Lorsqu'elle sorti, il la salua en relevant son chapeau de sa main libre. Il était habillé de noir, intégralement, comme ces mafiosos et autres belphégors. En tentateur assumé, il la laissa venir à lui et extirpa sa main glaciale pour serrer la sienne, évitant la bise. Cette soirée-là, Cirice Podmore était un homme, un égal. Cette soirée-là, le futur se présentait à lui, et à elle. Lorsque le soleil se relèvera sur la froideur brumeuse de l'Angleterre, elle serait Prendergast. « Bonsoir, mademoiselle Podmore. Non, je ne me promenais pas. Je vous attendais. Allons, marchons. Nous avons à discuter, cela pourrait prendre du temps. Ce n'est pas un problème, je l'espère. » Rhétorique. « J'ai diablement besoin d'un thé.

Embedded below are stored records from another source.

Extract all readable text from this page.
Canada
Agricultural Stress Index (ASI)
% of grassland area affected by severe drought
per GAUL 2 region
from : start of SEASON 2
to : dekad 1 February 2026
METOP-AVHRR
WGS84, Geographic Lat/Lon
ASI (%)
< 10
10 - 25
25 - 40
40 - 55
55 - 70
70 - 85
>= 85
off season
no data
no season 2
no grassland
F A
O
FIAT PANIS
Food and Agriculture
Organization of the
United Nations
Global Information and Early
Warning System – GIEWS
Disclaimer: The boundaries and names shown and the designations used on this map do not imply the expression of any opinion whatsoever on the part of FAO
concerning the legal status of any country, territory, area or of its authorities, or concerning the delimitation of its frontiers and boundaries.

Je vous laisse le choix. Nous allons chez moi... ou bien dans un café. Comment vont les choses au ministère? Mon petit-fils fait-il des siennes, en avez-vous entendu parler? » Souvent, il détournait ses propos ainsi, forçant toujours dans ses intonations à faire comprendre à son interlocuteur l'acte généré par son discours; elle devait comprendre, à travers le rythme et l'emphase, de quoi ils parleraient ce soir, de famille. Elle devait comprendre, également, qu'il ne la menaçait pas plus qu'à son habitude. C'était sa prisonnière, certes, mais la porte de la cage était grande ouverte.

Déciderait-elle d'y rester?


† It’s the family name that lives on. It’s all that lives on. Not your honor, not your personal glory, family.